Tis the season for Holiday Parties with work engagements, family and social events, so how do you navigate a healthy lifestyle and nutrition amidst holiday sugar bliss?
The key is to eat mindfully.
Mindful eating is the process of paying attention to your eating experience
It is a mindset that requires you to trust your natural instincts and listen to your body’s natural hunger and fullness cues.
When you eat mindfully, you check in with the way that food makes you feel. You can change your focus to enjoying whole foods in natural colors, rather than focusing on needing to restrict foods to stay on track with health goals.
To learn to eat mindfully, start by practicing mindful eating during prep and cooking:
- What does the food look like? Is it appealing, or unappealing? Are there many colors of the food in the meal?
- What do you hear? Is the food sizzling?
- What does the food smell like? Are there smells other than the food?

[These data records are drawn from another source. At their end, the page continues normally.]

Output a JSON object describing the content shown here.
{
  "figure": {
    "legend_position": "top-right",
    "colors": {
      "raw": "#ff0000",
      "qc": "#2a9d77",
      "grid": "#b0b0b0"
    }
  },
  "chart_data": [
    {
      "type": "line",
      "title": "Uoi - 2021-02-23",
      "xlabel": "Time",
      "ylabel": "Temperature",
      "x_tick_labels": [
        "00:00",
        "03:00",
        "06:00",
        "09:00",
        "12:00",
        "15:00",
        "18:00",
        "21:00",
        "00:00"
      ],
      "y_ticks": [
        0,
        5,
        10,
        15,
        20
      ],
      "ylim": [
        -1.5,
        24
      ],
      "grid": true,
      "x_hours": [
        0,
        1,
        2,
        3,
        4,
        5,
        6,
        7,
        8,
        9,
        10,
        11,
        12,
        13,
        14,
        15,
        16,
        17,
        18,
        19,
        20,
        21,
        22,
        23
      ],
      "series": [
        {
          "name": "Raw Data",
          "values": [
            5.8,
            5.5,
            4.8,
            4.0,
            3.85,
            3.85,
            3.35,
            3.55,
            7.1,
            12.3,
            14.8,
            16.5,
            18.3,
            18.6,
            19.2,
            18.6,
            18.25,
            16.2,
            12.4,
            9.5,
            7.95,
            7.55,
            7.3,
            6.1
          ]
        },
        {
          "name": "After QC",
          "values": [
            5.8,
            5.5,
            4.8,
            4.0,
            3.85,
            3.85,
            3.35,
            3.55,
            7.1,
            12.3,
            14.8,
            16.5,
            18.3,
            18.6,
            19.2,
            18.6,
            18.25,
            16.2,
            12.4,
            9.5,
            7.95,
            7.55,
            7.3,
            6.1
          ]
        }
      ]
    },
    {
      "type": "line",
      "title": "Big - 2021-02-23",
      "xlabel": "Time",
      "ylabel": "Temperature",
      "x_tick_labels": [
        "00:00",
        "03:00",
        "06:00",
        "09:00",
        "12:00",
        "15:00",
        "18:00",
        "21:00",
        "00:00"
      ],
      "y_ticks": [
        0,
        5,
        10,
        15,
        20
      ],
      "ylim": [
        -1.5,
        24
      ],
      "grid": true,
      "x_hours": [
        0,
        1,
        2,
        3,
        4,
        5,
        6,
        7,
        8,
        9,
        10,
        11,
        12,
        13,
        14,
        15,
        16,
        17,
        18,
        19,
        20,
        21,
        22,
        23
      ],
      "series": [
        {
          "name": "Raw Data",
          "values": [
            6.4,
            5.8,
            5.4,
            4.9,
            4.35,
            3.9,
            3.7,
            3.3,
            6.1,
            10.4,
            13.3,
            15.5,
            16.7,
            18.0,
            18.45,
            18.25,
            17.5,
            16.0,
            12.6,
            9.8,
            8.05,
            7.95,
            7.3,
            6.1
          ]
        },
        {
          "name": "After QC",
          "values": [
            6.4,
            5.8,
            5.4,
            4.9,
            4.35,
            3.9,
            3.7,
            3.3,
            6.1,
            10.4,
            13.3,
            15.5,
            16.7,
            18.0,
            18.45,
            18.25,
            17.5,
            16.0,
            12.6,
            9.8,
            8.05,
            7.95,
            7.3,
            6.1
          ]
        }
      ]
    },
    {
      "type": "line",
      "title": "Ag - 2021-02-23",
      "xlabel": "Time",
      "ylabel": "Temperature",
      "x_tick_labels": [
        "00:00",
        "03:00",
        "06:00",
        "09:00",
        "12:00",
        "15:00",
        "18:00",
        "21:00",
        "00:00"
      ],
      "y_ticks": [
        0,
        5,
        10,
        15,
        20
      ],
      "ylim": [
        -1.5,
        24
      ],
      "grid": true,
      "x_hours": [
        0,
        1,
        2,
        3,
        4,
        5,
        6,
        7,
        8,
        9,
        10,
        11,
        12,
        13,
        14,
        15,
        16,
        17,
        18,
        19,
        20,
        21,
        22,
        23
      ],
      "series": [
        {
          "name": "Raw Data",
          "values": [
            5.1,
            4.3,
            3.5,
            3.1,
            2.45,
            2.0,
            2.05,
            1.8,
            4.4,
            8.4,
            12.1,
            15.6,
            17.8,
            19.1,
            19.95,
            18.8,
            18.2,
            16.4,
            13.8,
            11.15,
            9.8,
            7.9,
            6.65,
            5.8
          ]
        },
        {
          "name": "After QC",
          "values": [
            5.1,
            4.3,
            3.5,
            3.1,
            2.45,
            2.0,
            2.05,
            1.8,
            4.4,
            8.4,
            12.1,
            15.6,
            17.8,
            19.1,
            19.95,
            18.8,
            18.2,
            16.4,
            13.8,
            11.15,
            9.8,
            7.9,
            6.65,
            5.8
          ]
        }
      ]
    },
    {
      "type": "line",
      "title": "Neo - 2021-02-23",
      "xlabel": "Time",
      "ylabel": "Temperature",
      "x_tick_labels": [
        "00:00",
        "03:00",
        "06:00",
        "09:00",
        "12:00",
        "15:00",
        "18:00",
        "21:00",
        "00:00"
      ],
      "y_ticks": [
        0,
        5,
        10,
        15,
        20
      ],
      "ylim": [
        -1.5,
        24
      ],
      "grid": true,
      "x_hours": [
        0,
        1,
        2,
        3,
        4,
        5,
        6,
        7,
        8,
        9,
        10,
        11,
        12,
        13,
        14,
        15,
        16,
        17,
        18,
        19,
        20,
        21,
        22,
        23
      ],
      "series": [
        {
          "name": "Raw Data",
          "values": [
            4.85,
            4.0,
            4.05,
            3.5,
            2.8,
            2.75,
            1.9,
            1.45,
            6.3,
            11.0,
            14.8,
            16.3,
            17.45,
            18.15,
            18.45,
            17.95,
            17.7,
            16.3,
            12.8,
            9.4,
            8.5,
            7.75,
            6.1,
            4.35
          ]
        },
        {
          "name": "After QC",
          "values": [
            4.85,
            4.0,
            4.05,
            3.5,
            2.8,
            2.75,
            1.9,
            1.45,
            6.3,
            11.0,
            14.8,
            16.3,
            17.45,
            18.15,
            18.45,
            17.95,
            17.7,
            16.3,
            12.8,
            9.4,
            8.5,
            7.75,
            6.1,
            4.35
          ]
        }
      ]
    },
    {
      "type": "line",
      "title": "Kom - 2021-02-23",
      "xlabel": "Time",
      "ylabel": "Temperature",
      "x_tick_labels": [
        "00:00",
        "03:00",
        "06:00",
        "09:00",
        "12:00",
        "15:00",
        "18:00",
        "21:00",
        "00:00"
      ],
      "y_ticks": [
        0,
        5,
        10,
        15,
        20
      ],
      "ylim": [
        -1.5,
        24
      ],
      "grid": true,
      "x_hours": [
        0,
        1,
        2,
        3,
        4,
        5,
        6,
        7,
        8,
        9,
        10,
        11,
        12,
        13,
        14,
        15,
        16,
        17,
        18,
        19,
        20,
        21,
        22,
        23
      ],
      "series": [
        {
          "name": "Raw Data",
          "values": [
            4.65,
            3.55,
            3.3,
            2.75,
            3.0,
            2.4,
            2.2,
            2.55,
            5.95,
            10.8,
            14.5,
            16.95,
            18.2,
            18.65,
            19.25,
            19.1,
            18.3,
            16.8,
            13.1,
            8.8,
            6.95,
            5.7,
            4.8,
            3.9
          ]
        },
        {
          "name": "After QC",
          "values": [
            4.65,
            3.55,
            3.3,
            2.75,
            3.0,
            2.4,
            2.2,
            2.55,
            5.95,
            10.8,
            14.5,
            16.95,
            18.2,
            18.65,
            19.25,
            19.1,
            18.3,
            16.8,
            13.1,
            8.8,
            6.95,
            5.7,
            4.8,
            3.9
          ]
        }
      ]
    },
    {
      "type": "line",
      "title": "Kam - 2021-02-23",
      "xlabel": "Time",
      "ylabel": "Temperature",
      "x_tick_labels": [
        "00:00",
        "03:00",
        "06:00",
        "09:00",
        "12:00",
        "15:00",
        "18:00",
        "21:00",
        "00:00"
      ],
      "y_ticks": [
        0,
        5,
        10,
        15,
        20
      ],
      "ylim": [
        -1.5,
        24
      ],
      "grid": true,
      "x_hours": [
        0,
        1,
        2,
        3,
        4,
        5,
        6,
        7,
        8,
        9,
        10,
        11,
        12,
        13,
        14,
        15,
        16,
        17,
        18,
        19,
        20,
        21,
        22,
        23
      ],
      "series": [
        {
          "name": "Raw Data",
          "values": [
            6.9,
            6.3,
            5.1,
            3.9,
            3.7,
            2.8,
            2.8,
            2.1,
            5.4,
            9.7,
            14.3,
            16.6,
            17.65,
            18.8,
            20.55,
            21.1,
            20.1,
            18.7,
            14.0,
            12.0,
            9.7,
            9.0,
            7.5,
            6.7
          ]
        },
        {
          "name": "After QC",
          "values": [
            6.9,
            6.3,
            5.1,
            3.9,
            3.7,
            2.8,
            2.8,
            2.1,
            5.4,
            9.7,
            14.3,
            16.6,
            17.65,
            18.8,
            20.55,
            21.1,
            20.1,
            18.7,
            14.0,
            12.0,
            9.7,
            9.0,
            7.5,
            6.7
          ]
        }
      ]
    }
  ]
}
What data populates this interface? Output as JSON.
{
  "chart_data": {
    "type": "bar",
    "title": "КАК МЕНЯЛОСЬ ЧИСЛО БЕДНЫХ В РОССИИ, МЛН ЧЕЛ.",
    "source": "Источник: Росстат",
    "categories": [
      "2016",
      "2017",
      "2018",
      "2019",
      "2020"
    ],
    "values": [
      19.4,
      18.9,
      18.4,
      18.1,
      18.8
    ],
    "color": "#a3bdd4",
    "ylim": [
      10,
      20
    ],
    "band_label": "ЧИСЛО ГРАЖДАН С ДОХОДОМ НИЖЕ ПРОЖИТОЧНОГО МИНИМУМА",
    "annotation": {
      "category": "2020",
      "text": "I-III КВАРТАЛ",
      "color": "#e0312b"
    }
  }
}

- How does the food feel in your hands? What’s the texture like?
Then practice eating mindfully during a meal:
- Place the food in your mouth and resist chewing it for a few moments. Notice if it has any taste before chewing.
- Once chewing, does the taste change? How is the texture. Chew your food completely (at least 20 chews per bite).
- Digestion starts in the mouth, so this practice helps with indigestion as well.
- Notice how the food feels descending from your esophagus to your stomach.
Before a Party or Holiday Meal, Prepare:
- Start your day mindfully, or with exercise. When you start your day on a healthy note, you’ll be more likely to continue on this pattern during the day’s events.
- Hydrate before the meal. Drink 1-2 glasses of water.
- Take a few deep breaths and pull your attention to your breaths to center yourself before you begin eating.
- Give yourself permission to enjoy the meal. Reflect with gratitude for whole foods.
Listen to Your Body Through the Meal:
- Recognize when you have had enough to eat, or when you want more.
- Take time to do this by putting your fork down between bites.
- Chew the food slowly. Try to recognize ingredients.
- A sign of fullness is that food becomes less appetizing, or doesn’t taste as good as it did when you began the meal.
- Watch out for sugary appetizers. Significant intake of sugar and processed foods can also disrupt the body’s natural fullness cues.
- Instead, choose foods with quality protein and fats, and fill your plate with mostly veggies so you can experience fullness without regret.
- Then, waiting a few minutes before getting seconds can also help your body become more attuned to hunger and fullness cues.